LDA is similar to Principal Component Analysis (PCA), another popular dimensionality reduction technique. Both LDA and PCA project the feature space onto a lower-dimensional space. PCA tries to find the axes with maximum variance, while LDA tries to find the axes for best class separability. LDA can only be used for classification problems, while PCA can be used for any type of data.

In the next section, we will apply LDA on a real-world data set using Python.

In [None]:
# Import necessary libraries
import numpy as np
import pandas as pd
import matplotlib.pyplot as plt
from sklearn.discriminant_analysis import LinearDiscriminantAnalysis as LDA
from sklearn.datasets import load_iris
from sklearn.model_selection import train_test_split
from sklearn.metrics import accuracy_score
from scipy.linalg import eigh

# Load Iris dataset
iris = load_iris()
X = iris.data
y = iris.target

# Split the data into train and test sets
X_train, X_test, y_train, y_test = train_test_split(X, y, test_size=0.2, random_state=123)

# Create an LDA object
lda = LDA()

# Fit the model
lda.fit(X_train, y_train)

# Predict on the test data
y_pred = lda.predict(X_test)

# Compute the accuracy
accuracy = accuracy_score(y_test, y_pred)
print('Accuracy: {:.2f}'.format(accuracy))

## Interpreting the Results

LDA provides the coefficients that gives the linear combinations of the features that best separate the classes. The larger the coefficient, the more important the corresponding feature is in separating the classes. Let's examine the coefficients:

In [None]:
coeff = lda.coef_
print('Coefficients:\n', coeff)

The coefficients tell us how much the corresponding feature contributes to the separation of the classes. The larger the coefficient, the more important the corresponding feature is in separating the classes.

## Visualizing the Results

To visualize the separation of the classes, we can project the data onto the new axes and plot the projected data:

In [None]:
# Project the data onto the new axes
X_lda = lda.transform(X)

# Plot the projected data
plt.scatter(X_lda[:, 0], X_lda[:, 1], c=y)
plt.xlabel('LD1')
plt.ylabel('LD2')
plt.title('LDA Projection')
plt.show()

In the above plot, different colors represent different classes.

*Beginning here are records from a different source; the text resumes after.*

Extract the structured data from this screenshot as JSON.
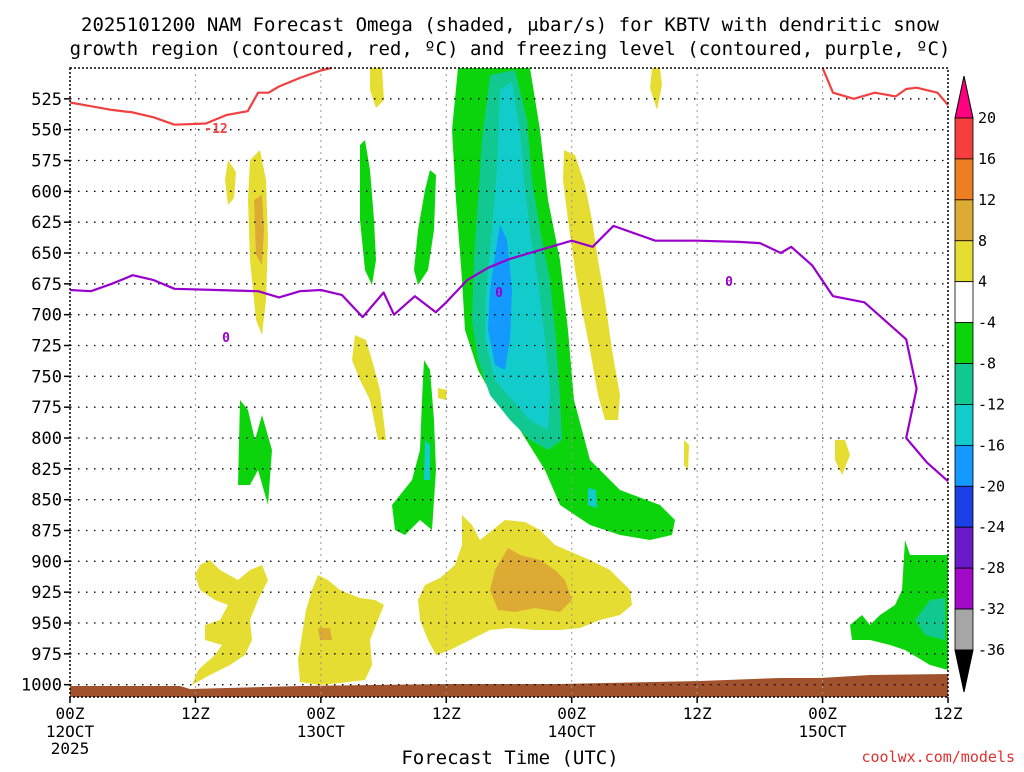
{
  "chart_data": {
    "type": "time-height contour plot",
    "title_line1": "2025101200 NAM Forecast Omega (shaded, μbar/s) for KBTV with dendritic snow",
    "title_line2": "growth region (contoured, red, ºC) and freezing level (contoured, purple, ºC)",
    "xlabel": "Forecast Time (UTC)",
    "ylabel": "",
    "credit": "coolwx.com/models",
    "x_range_hours": [
      0,
      84
    ],
    "y_range_hpa": [
      500,
      1010
    ],
    "x_ticks": [
      {
        "hour": 0,
        "top": "00Z",
        "mid": "12OCT",
        "bot": "2025"
      },
      {
        "hour": 12,
        "top": "12Z",
        "mid": "",
        "bot": ""
      },
      {
        "hour": 24,
        "top": "00Z",
        "mid": "13OCT",
        "bot": ""
      },
      {
        "hour": 36,
        "top": "12Z",
        "mid": "",
        "bot": ""
      },
      {
        "hour": 48,
        "top": "00Z",
        "mid": "14OCT",
        "bot": ""
      },
      {
        "hour": 60,
        "top": "12Z",
        "mid": "",
        "bot": ""
      },
      {
        "hour": 72,
        "top": "00Z",
        "mid": "15OCT",
        "bot": ""
      },
      {
        "hour": 84,
        "top": "12Z",
        "mid": "",
        "bot": ""
      }
    ],
    "y_ticks": [
      "525",
      "550",
      "575",
      "600",
      "625",
      "650",
      "675",
      "700",
      "725",
      "750",
      "775",
      "800",
      "825",
      "850",
      "875",
      "900",
      "925",
      "950",
      "975",
      "1000"
    ],
    "colorbar_labels": [
      "20",
      "16",
      "12",
      "8",
      "4",
      "-4",
      "-8",
      "-12",
      "-16",
      "-20",
      "-24",
      "-28",
      "-32",
      "-36"
    ],
    "colorbar_colors": [
      "#ff0080",
      "#f73e3e",
      "#ed7f22",
      "#ddaa33",
      "#e6dd33",
      "#ffffff",
      "#0cd40c",
      "#11c890",
      "#12cccc",
      "#1499ff",
      "#1a3fe6",
      "#6b1ac9",
      "#a20ac8",
      "#a6a6a6",
      "#000000"
    ],
    "contour_labels": {
      "red": "-12",
      "purple": "0"
    },
    "series": [
      {
        "name": "freezing-level-0C",
        "color": "#9900cc",
        "points": [
          [
            0,
            680
          ],
          [
            2,
            681
          ],
          [
            4,
            675
          ],
          [
            6,
            668
          ],
          [
            8,
            672
          ],
          [
            10,
            679
          ],
          [
            14,
            680
          ],
          [
            18,
            681
          ],
          [
            20,
            686
          ],
          [
            22,
            681
          ],
          [
            24,
            680
          ],
          [
            26,
            684
          ],
          [
            28,
            702
          ],
          [
            30,
            682
          ],
          [
            31,
            700
          ],
          [
            33,
            685
          ],
          [
            35,
            698
          ],
          [
            36,
            690
          ],
          [
            38,
            672
          ],
          [
            40,
            662
          ],
          [
            42,
            655
          ],
          [
            44,
            650
          ],
          [
            46,
            645
          ],
          [
            48,
            640
          ],
          [
            50,
            645
          ],
          [
            52,
            628
          ],
          [
            54,
            634
          ],
          [
            56,
            640
          ],
          [
            60,
            640
          ],
          [
            64,
            641
          ],
          [
            66,
            642
          ],
          [
            68,
            650
          ],
          [
            69,
            645
          ],
          [
            71,
            660
          ],
          [
            73,
            685
          ],
          [
            76,
            690
          ],
          [
            80,
            720
          ],
          [
            81,
            760
          ],
          [
            80,
            800
          ],
          [
            82,
            820
          ],
          [
            84,
            835
          ]
        ]
      },
      {
        "name": "dendritic-growth-minus12C",
        "color": "#f04040",
        "points": [
          [
            0,
            528
          ],
          [
            2,
            531
          ],
          [
            4,
            534
          ],
          [
            6,
            536
          ],
          [
            8,
            540
          ],
          [
            10,
            546
          ],
          [
            13,
            545
          ],
          [
            15,
            538
          ],
          [
            17,
            535
          ],
          [
            18,
            520
          ],
          [
            19,
            520
          ],
          [
            20,
            515
          ],
          [
            22,
            508
          ],
          [
            24,
            502
          ],
          [
            25,
            500
          ]
        ]
      },
      {
        "name": "dendritic-growth-minus12C-right",
        "color": "#f04040",
        "points": [
          [
            72,
            500
          ],
          [
            73,
            520
          ],
          [
            75,
            525
          ],
          [
            77,
            520
          ],
          [
            79,
            523
          ],
          [
            80,
            517
          ],
          [
            81,
            516
          ],
          [
            83,
            520
          ],
          [
            84,
            530
          ]
        ]
      }
    ],
    "omega_shading": [
      {
        "name": "green-main-band",
        "level": "-4 to -8",
        "color": "#0cd40c"
      },
      {
        "name": "teal-core",
        "level": "-8 to -12",
        "color": "#11c890"
      },
      {
        "name": "cyan-core",
        "level": "-12 to -16",
        "color": "#12cccc"
      },
      {
        "name": "blue-core",
        "level": "-16 to -20",
        "color": "#1499ff"
      },
      {
        "name": "yellow-rising",
        "level": "4 to 8",
        "color": "#e6dd33"
      },
      {
        "name": "orange-rising",
        "level": "8 to 12",
        "color": "#ddaa33"
      }
    ],
    "ground_color": "#a0522d"
  }
}
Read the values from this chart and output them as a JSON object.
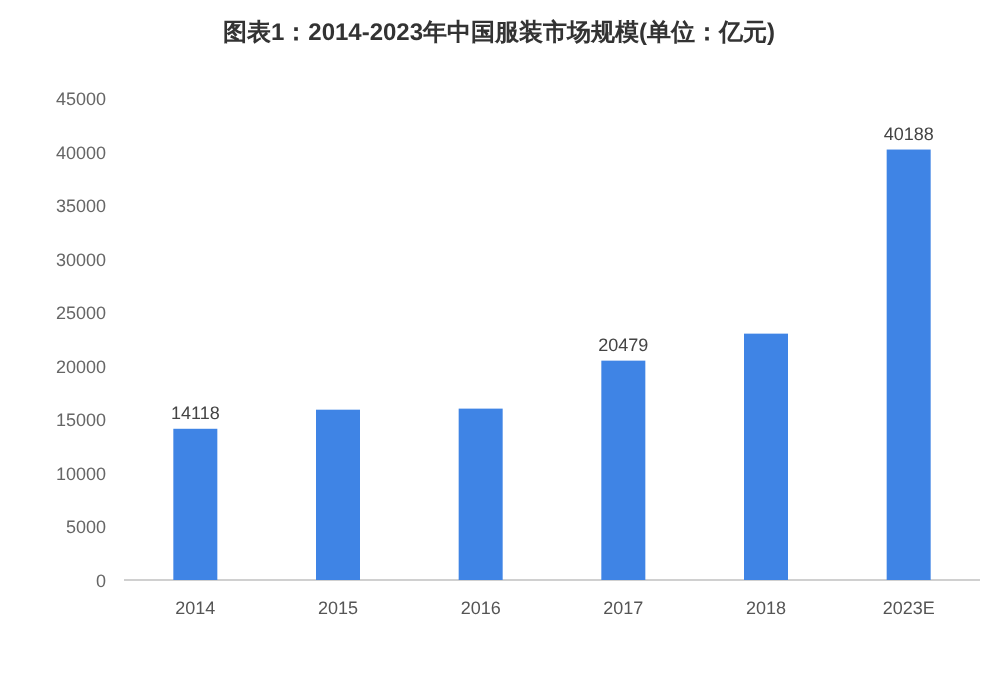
{
  "chart_data": {
    "type": "bar",
    "title": "图表1：2014-2023年中国服装市场规模(单位：亿元)",
    "categories": [
      "2014",
      "2015",
      "2016",
      "2017",
      "2018",
      "2023E"
    ],
    "values": [
      14118,
      15900,
      16000,
      20479,
      23000,
      40188
    ],
    "value_labels": [
      "14118",
      null,
      null,
      "20479",
      null,
      "40188"
    ],
    "color": "#3f84e5",
    "ylim": [
      0,
      45000
    ],
    "yticks": [
      0,
      5000,
      10000,
      15000,
      20000,
      25000,
      30000,
      35000,
      40000,
      45000
    ],
    "grid": false
  }
}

We can see that the classes are well separated, indicating that LDA can effectively classify the data.

## Conclusion

In this notebook, we have introduced Linear Discriminant Analysis (LDA) and demonstrated how to perform LDA in Python using the sklearn library. We have also shown how to interpret the results of LDA and visualized the separation of classes. LDA is a powerful tool for classification and dimensionality reduction that can be used in a wide variety of fields.